Logistic regression response variable

\(Y\) is a binary response variable.

What is the distribution of \(Y\)?
What is the variance of \(y_i\), given the logistic regression model?
Why doesn’t constant variance hold for logistic regression?

Logistic regression coefficients

Let \(\pi_i\) be the probability an individual is diagnosed with lung cancer. We fit the model

\[ \log\Big(\frac{\hat{\pi}_i}{1-\hat{\pi}_i}\Big) = \hat{\beta}_0 + \hat{\beta}_1 \text{birdkeepingYes} \]

term	estimate
(Intercept)	-1.386
birdYes	1.356

Explain what -1.386 tells us.
Explain what 1.356 tells us.

Logistic regression odds ratios

Birdkeeping	Cancer	No Cancer
No	16	64
Yes	33	34

Drop-in-deviance test

term	df.resid	deviance	df	G	p.value
cancer ~ socioeconomic + age + bird	143	172	NA	NA	NA
cancer ~ socioeconomic + age + bird + yrsmoke + cigsday	141	155	2	17	0

What is the distribution of the test statistic \(G\)?
How would do we know the p-value will be very small?

Unbiased estimator

What does it mean for an estimator to be unbiased?
How do you show an estimator is unbiased?

Linear regression

\[ \mathbf{y} = \mathbf{X}\boldsymbol{\beta} + \boldsymbol{\epsilon} \]

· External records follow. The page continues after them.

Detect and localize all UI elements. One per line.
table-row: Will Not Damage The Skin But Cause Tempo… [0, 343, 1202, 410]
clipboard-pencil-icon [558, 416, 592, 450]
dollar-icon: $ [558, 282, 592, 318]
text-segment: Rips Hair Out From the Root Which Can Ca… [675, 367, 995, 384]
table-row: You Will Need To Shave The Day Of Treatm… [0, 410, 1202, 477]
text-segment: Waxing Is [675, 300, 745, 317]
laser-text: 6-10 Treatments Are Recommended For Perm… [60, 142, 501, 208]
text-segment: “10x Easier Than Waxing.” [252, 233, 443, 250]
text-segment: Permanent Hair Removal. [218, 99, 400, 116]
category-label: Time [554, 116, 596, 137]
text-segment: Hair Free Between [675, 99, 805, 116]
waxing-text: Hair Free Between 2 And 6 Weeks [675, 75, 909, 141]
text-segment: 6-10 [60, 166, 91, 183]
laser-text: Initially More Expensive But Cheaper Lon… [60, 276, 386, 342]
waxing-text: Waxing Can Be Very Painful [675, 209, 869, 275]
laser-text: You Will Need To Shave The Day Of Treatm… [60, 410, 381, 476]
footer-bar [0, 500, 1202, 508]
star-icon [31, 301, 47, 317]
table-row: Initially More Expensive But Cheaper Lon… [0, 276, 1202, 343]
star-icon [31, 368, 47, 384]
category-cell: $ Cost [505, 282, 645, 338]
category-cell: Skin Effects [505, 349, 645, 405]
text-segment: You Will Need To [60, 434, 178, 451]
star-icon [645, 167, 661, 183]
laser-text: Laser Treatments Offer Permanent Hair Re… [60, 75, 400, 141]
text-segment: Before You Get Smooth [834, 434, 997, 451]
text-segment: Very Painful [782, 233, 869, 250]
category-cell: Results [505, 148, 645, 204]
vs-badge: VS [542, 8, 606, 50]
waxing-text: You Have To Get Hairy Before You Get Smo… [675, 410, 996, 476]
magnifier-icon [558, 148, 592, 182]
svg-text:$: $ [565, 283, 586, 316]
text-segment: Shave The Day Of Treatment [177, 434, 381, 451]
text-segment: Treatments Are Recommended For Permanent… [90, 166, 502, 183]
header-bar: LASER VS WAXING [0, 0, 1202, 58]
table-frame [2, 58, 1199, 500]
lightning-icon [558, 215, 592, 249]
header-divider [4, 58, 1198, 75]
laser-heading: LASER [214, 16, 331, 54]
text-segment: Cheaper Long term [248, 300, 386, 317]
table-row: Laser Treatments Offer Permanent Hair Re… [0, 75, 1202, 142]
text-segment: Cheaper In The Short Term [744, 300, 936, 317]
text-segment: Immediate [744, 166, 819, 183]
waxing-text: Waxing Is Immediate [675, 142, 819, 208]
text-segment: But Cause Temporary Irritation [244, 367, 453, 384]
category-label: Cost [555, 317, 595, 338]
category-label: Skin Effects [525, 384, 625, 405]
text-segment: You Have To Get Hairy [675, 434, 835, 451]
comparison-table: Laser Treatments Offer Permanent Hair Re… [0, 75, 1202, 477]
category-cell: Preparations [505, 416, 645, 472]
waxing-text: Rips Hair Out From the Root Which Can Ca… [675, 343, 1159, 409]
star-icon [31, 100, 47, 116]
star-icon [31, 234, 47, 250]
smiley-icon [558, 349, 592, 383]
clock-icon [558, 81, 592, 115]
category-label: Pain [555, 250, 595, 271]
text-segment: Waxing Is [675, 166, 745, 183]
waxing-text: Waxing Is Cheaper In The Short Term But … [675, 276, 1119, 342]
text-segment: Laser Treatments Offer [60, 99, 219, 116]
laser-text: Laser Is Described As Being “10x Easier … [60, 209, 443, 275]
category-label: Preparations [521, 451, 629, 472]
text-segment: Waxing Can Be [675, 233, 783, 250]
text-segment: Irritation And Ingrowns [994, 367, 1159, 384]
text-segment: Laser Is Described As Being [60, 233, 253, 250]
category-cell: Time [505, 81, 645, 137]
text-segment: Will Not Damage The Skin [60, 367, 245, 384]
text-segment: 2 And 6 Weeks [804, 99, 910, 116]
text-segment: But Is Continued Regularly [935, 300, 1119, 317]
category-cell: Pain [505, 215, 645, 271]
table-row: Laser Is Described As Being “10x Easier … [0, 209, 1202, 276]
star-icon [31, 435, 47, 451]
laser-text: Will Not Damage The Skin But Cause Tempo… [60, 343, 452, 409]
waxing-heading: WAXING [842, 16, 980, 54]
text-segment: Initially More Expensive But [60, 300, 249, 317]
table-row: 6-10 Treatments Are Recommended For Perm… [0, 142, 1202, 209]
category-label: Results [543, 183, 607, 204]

What assumptions on \(\boldsymbol{\epsilon}\) are needed to derive the least-squares estimator?
What assumptions on \(\boldsymbol{\epsilon}\) are needed to conduct inference for \(\boldsymbol{\beta}\) ?
What assumptions on \(\boldsymbol{\epsilon}\) are needed to derive the MLE for \(\boldsymbol{\beta}\)?

Sum of squares

\[ \text{Show }\hspace{1mm} SSR = \mathbf{y}^\mathsf{T}\mathbf{y} - \hat{\boldsymbol{\beta}}^\mathsf{T}\mathbf{X}^\mathsf{T}\mathbf{y} \]

Types of predictors

Why might we use centered predictors in a model?
Why might we use standardized predictors in a model?